Feature Selection Predicts Cancer Information Seeking Behavior

The study uses the 2022 Health Information National Trends Survey (HINTS 6) data from 5,505 U.S. adults to compare feature selection approaches for predicting cancer information seeking. Researchers applied four selection strategies-Boruta, LASSO, principal component analysis (PCA), and no feature selection-then trained five classifiers: SVM, LR, RF, KNN, and XGBoost. The prevalence of cancer information seeking was 47.2%. Boruta and LASSO returned 45 and 55 variables with 36 overlapping; PCA produced 21 uncorrelated factors. Random Forest (RF) achieved the strongest results, with area under the curve approximately 0.950 and accuracy around 0.860 using Boruta, LASSO, or no selection. PCA-based inputs lowered AUC to 0.931 with similar accuracy. Stepwise regression validated 21 of the 36 shared predictors, including personal/family cancer history, health information access, education, income, social media use, and smoking status.
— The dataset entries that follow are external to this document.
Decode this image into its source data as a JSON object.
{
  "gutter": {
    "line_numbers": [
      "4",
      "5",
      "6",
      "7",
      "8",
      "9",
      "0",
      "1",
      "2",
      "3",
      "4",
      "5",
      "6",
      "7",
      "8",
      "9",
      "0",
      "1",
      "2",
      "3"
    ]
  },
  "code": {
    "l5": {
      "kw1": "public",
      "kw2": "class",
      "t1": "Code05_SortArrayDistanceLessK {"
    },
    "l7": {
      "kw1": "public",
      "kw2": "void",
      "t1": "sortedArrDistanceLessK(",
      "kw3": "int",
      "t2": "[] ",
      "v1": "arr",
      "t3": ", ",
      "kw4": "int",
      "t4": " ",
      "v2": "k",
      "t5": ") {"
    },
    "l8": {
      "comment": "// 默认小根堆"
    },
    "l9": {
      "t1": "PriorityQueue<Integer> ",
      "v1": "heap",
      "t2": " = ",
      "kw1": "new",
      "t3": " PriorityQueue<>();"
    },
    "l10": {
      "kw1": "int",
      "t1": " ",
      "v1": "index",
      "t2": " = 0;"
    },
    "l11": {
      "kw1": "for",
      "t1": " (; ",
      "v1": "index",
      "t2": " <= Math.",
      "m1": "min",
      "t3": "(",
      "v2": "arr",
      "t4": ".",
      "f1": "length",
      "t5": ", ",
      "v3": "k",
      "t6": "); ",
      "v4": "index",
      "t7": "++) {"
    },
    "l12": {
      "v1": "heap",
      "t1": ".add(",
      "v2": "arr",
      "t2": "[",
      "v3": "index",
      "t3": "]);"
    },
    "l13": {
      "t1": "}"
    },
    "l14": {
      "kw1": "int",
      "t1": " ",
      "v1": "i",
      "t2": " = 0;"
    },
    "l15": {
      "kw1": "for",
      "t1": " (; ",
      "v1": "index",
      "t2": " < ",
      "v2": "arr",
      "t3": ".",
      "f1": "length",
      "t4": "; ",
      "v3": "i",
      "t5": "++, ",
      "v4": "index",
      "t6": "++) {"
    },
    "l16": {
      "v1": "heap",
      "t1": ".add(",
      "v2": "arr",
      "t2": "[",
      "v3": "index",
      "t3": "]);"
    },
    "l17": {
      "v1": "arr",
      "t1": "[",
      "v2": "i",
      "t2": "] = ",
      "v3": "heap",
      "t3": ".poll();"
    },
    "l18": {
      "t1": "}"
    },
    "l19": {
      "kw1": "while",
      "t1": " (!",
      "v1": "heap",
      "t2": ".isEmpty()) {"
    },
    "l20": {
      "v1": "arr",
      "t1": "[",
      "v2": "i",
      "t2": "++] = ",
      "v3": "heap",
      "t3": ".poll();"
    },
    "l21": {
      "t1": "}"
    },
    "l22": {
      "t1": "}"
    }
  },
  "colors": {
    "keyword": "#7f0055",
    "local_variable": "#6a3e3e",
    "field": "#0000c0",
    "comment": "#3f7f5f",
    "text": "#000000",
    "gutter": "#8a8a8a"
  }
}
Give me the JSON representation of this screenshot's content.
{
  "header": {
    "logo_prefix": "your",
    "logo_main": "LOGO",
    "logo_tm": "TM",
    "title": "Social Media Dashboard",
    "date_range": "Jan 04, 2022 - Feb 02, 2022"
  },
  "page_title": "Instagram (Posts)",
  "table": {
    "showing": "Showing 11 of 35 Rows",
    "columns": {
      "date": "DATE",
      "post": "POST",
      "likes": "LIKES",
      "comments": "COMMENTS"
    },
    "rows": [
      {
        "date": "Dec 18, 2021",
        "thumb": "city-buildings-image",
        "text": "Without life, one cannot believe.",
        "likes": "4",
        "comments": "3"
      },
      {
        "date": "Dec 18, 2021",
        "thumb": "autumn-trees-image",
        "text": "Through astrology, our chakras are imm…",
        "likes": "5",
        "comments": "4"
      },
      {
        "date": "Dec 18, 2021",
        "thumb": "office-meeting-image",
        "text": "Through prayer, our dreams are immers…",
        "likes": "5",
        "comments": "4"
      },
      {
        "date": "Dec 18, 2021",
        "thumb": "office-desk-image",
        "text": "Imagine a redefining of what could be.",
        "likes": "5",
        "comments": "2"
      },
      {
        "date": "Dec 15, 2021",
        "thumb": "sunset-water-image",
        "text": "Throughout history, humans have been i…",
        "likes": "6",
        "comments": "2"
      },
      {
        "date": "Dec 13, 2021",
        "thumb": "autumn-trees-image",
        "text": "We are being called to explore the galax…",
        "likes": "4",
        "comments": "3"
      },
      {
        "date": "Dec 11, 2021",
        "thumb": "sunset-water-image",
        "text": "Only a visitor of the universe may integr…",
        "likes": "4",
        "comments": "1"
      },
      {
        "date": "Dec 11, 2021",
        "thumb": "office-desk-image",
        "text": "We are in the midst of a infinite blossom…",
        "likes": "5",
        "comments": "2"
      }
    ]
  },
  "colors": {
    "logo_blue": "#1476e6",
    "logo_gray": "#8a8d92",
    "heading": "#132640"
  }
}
The results show model robustness to selection method and provide a ranked predictor set for public health applications.
What happened - The preprint compares feature selection pipelines on the 2022 HINTS 6 dataset of 5,505 U.S. adults to predict whether individuals seek cancer information. The authors evaluated Boruta, LASSO, their combination, PCA, and no selection, and trained five classifiers: SVM, LR, RF, KNN, and XGBoost. Overall prevalence of information seeking was 47.2%. The Boruta and LASSO procedures selected 45 and 55 variables respectively, with 36 features in common; PCA yielded 21 factors.
Technical details - Modeling used standard supervised classifiers with feature sets derived from each selection method. Key empirical outcomes: RF produced the best discrimination with AUC approximately 0.950 and accuracy near 0.860 for Boruta, LASSO, and no feature selection. Using PCA-derived factors reduced AUC to 0.931 while maintaining similar accuracy (0.853). Stepwise regression confirmed 21 of the 36 shared predictors. The study highlights a stable core feature set that includes personal/family cancer history, measures of health information access, education, income, social media use, and smoking status. The paper does not report extensive ablation experiments on correlated inputs or computational cost comparisons across selection approaches.
Context and significance - For practitioners, the central takeaway is that when predicting a well-measured public health outcome on a moderate-sized survey, model choice (here RF) can dominate fine-grained differences among common feature selection pipelines. The near-identical performance of Boruta, LASSO, and no selection suggests RF is robust to noisy or correlated predictors in this setting. PCA reduced dimensionality at modest cost to discrimination, which could still be useful when multicollinearity or privacy-preserving factorization is required.
What to watch - Confirmatory peer review should check for overfitting controls, calibration, class-balance handling, and external validation. Next steps include external replication on independent surveys, systematic ablation to quantify feature importance, and deploying the validated predictor set for targeted health-communication interventions.
Scoring Rationale
The study offers a practical, method-focused comparison useful to ML practitioners working with survey data and public-health prediction. It is methodologically relevant but not a frontier-model or paradigm shift, hence a mid-high notable score.